The result was a collection rich with diaphanous, weightless fabrics and intricate detailing. Feather embellishments and soft fringes floated with every movement, creating a dreamlike effect. Swirls of color—directly inspired by Frankenthaler’s paintings—seeped into the textiles, giving the garments a painterly quality that blurred the line between fashion and fine art. The same color story extended to Johnson’s growing accessories line, with her expanding range of handbags also splashed with abstract motifs.
Johnson focused on three Frankenthaler works—Western Dream, Nature Abhors a Vacuum, and Moon Tide—each serving as a visual and emotional anchor for the collection. “When she put it on the floor, Frankenthaler felt like the border of the canvas became limitless,” Johnson explained. “That sense of being freed up without constraints, where really the edge can blur forever, was very inspiring for us.” This sense of boundarylessness translated into garments that felt airy, unconfined, and timeless.

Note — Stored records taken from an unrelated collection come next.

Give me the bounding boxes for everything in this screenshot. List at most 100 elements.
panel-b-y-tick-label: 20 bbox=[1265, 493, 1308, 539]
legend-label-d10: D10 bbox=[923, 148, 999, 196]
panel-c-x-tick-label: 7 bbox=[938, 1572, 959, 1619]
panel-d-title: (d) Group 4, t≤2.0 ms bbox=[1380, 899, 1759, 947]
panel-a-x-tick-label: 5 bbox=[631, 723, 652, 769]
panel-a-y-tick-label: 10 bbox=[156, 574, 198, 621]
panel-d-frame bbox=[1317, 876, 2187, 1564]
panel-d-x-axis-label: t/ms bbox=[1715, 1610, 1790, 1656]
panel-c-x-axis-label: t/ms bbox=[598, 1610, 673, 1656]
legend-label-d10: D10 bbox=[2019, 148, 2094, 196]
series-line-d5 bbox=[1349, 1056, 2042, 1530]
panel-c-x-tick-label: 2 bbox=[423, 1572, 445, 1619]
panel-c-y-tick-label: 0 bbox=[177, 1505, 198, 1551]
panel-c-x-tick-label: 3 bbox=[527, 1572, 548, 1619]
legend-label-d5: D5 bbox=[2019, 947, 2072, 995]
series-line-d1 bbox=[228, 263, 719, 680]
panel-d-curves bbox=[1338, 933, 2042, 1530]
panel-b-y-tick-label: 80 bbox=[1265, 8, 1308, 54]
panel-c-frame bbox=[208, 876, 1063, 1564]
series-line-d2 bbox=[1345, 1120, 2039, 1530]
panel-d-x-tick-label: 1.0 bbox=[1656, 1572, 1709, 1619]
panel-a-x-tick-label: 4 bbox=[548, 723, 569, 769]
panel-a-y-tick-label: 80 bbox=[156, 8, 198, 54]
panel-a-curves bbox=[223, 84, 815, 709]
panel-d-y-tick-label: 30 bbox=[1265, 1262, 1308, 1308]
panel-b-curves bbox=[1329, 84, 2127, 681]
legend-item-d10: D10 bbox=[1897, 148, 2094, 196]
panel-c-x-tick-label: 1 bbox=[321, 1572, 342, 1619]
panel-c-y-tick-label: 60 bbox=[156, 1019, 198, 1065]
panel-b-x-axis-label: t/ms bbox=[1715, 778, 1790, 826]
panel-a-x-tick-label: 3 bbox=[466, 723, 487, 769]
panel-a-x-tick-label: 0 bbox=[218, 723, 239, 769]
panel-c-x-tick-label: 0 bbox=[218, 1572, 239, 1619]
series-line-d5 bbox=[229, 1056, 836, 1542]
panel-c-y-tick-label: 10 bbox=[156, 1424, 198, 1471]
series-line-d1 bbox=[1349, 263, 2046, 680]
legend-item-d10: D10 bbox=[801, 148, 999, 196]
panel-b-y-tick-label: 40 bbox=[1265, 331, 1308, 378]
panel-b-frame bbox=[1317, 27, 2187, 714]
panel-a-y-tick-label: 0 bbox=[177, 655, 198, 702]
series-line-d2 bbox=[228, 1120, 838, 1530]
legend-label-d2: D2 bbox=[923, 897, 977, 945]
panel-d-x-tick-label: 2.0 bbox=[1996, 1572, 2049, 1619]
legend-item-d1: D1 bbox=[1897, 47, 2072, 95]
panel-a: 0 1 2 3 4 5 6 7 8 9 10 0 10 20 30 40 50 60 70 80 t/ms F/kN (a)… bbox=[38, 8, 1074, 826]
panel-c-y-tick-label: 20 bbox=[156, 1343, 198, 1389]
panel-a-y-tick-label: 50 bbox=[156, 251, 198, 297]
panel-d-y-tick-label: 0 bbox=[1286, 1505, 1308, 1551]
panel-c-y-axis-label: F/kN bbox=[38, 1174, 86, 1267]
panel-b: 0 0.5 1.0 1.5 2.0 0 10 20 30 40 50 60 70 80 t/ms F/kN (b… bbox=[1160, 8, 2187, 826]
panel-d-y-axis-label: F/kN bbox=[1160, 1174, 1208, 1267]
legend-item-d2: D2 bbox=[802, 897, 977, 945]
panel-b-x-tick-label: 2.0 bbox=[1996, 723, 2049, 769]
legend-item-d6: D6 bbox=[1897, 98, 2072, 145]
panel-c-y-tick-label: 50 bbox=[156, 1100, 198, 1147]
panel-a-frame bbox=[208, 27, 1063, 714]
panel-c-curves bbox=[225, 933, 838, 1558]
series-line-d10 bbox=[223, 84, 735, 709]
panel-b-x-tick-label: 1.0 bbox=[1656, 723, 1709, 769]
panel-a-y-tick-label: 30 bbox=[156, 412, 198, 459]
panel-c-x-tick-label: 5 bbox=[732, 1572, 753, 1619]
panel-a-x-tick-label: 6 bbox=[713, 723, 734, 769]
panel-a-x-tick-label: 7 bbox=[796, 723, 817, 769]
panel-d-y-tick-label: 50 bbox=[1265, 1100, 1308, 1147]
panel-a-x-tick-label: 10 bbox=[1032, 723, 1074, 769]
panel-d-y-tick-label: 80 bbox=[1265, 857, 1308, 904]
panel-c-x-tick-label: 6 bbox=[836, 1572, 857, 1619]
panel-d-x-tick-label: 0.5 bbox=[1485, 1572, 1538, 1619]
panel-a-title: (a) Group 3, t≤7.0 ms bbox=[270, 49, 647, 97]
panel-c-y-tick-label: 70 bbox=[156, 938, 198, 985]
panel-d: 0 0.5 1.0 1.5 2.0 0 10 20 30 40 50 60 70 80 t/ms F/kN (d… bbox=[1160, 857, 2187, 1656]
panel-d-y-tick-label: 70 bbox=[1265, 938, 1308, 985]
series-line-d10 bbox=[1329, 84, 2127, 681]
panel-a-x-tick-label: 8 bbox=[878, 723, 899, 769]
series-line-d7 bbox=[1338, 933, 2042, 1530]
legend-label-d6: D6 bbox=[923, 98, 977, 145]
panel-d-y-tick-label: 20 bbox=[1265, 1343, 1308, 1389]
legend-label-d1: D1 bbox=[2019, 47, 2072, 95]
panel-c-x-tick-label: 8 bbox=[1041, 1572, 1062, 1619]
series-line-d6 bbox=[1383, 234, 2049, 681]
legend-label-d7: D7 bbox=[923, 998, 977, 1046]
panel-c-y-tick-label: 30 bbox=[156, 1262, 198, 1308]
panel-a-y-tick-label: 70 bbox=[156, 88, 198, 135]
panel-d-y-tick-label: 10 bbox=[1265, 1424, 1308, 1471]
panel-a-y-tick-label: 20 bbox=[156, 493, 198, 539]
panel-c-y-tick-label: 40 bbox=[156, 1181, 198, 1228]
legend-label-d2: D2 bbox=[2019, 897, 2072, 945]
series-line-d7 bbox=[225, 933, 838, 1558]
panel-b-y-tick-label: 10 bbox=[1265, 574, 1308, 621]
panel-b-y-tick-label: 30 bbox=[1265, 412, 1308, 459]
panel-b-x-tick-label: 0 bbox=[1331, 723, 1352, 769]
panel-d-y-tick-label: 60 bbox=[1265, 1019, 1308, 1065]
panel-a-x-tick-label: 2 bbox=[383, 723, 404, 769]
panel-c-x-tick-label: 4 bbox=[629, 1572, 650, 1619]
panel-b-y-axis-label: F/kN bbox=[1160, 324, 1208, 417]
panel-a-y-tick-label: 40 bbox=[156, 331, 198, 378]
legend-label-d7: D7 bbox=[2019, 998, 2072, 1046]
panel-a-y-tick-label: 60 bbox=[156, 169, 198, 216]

The setting at the Cooper Hewitt Museum reinforced the idea of art in conversation with fashion. The collection was styled minimally to allow the garments’ textures and colors to speak. Hair and makeup stayed fresh and natural, with a touch of windswept softness that mirrored the fluidity of the silhouettes. The atmosphere was quietly reverent, as if each look were a brushstroke in a living painting.
What made this show compelling was Johnson’s insistence that embracing beauty, softness, and “prettiness” does not weaken a collection’s impact—if anything, it can amplify it. Her Spring 2026 lineup felt like a manifesto on the strength found in delicacy. By collaborating with Frankenthaler’s estate, she linked her work to a larger cultural dialogue about how femininity is perceived in both art and fashion.
The lingering question Johnson posed—what would Helen Frankenthaler wear from this collection, whether in her studio or on the streets—adds a layer of intrigue. There is a call here for balance: to see Johnson apply her considerable design drive toward sturdier, utilitarian pieces that could sit alongside her weightless dresses. For now, this collection celebrates the unrestrained, the soft, and the poetic—reminding us that there is power in leaning into beauty, even in a world that often undervalues it.